In einem kurzen „Silent Thinking“ überlegten sich dann alle Teilnehmenden ihren nächsten, konkreten Schritt.
Feedbackrunde: Stand-Up Blitzlicht
Damit waren wir dann schon beim Ende des Workshops angekommen. Um das typische Blitzlicht zu verhindern, bei dem viel wiederholt wird, machten wir ein „Stand-Up Blitzlicht“. Dazu standen alle auf. Eine Person begann und teilte eine Überlegung und nahm dann Platz. Wer etwas sehr Ähnliches gesagt hätte, nahm zeitgleich Platz. Wer weiterhin stand, sagte den nächsten Punkt.
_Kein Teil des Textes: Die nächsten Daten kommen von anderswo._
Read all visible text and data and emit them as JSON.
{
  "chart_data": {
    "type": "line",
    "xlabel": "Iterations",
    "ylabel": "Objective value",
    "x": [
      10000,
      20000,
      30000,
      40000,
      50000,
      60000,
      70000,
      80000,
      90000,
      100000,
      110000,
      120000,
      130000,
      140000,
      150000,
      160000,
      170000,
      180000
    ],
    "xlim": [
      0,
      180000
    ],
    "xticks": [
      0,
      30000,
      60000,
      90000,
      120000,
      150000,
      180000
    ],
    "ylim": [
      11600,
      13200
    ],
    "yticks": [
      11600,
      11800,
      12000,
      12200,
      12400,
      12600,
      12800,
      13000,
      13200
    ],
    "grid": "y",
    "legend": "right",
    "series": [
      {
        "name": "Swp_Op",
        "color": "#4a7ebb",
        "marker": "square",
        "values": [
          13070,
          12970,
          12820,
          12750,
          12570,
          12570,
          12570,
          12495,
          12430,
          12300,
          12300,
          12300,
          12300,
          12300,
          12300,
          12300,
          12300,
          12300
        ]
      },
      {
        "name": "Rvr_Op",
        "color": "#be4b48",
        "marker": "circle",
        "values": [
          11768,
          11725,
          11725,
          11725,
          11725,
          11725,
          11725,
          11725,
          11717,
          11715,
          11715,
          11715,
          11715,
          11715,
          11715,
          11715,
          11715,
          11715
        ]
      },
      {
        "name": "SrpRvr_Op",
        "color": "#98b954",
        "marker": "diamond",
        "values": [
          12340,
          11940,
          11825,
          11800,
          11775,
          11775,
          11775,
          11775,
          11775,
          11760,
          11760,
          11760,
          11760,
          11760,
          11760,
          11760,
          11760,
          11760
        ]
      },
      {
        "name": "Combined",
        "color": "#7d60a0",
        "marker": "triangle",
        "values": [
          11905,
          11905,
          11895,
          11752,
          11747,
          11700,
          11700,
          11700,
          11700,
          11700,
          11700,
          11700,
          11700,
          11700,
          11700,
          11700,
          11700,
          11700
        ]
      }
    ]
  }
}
So ging es weiter, bis alle wieder saßen – und wir den Workshop mit Applaus für alle für ein sehr erfolgreiches, gemeinsames Lernen beenden konnten.
Fazit
Ich habe den Workshop als sehr stimmig und gut funktionierend erlebt, weil er sehr konsequent die Verantwortung zum Lernen auf die Lernenden überträgt – und dazu kollaborative und kreative Räume öffnet. Mit den Methoden werde ich sicherlich noch weiter experimentieren. Ich kann sie nach den heutigen Erfahrungen sehr zur Weiternutzung empfehlen.
Viel Freude und Erfolg beim Lernen und Erkunden!